Para o aposentado Eros Antonio Ferreira Lang, do Paraná, a integração entre colegas de trabalho por meio de atividades esportivas, propiciada pela Fenae, é um dos marcos da trajetória de meio século da entidade. Graças a esse apoio, de acordo com ele, muitos empregados puderam participar de várias edições dos Jogos Fenae. Nesse palco, onde conheceu muita gente de todo o Brasil, Eros Lang disputou seis finais na modalidade Xadrez, sagrando-se campeão em duas: 1989 (Natal/RN) e 2014 (Goiânia/GO). Ele, que entrou na Caixa em 1989, aposentando-se em dezembro de 2020, por meio do último Plano de Apoio ao Desligamento Voluntário (PADV), instiga a Fenae a continuar patrocinando eventos como os jogos nacionais.

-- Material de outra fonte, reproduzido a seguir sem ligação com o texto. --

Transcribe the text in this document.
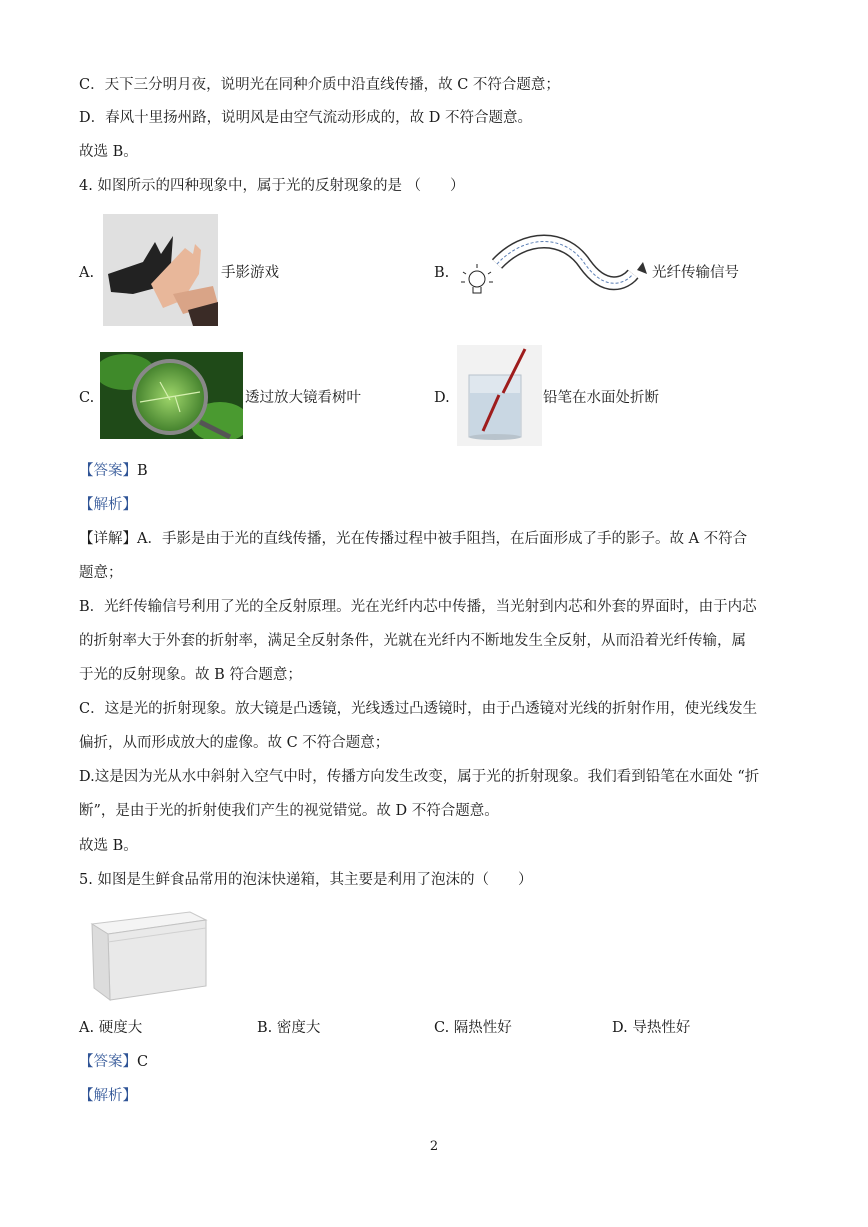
C．天下三分明月夜，说明光在同种介质中沿直线传播，故 C 不符合题意；
D．春风十里扬州路，说明风是由空气流动形成的，故 D 不符合题意。
故选 B。
4. 如图所示的四种现象中，属于光的反射现象的是 （　　）
A.	手影游戏	B.	光纤传输信号
C.	透过放大镜看树叶	D.	铅笔在水面处折断
【答案】B
【解析】
【详解】A．手影是由于光的直线传播，光在传播过程中被手阻挡，在后面形成了手的影子。故 A 不符合
题意；
B．光纤传输信号利用了光的全反射原理。光在光纤内芯中传播，当光射到内芯和外套的界面时，由于内芯
的折射率大于外套的折射率，满足全反射条件，光就在光纤内不断地发生全反射，从而沿着光纤传输，属
于光的反射现象。故 B 符合题意；
C．这是光的折射现象。放大镜是凸透镜，光线透过凸透镜时，由于凸透镜对光线的折射作用，使光线发生
偏折，从而形成放大的虚像。故 C 不符合题意；
D.这是因为光从水中斜射入空气中时，传播方向发生改变，属于光的折射现象。我们看到铅笔在水面处 “折
断”，是由于光的折射使我们产生的视觉错觉。故 D 不符合题意。
故选 B。
5. 如图是生鲜食品常用的泡沫快递箱，其主要是利用了泡沫的（　　）
A. 硬度大	B. 密度大	C. 隔热性好	D. 导热性好
【答案】C
【解析】
2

Impressiona ainda o fato de que tudo, no livro Tijolo por tijolo, é conciso e preciso. Como num quebra-cabeça bem concebido, nenhum elemento é supérfluo e nenhuma situação foi relatada fora do contexto ou do lugar. É espantoso como tantas narrativas ganham vida nesta saga livresca. Tijolo por tijolo é obra de uma entidade em plena posse de seus propósitos, lutas e de sua linguagem. Os protagonistas são os empregados da Caixa. E a atualização do jeito Fenae de mudar o Brasil, para reafirmar a coisa pública, continuará a ser feita, ano após ano, pelas mobilizações dos trabalhadores do banco. É que a Fenae foi criada como um movimento com direção determinada, que surge em contraposição ao autoritarismo, corrige vícios e consolida a unidade para conquistar sempre mais.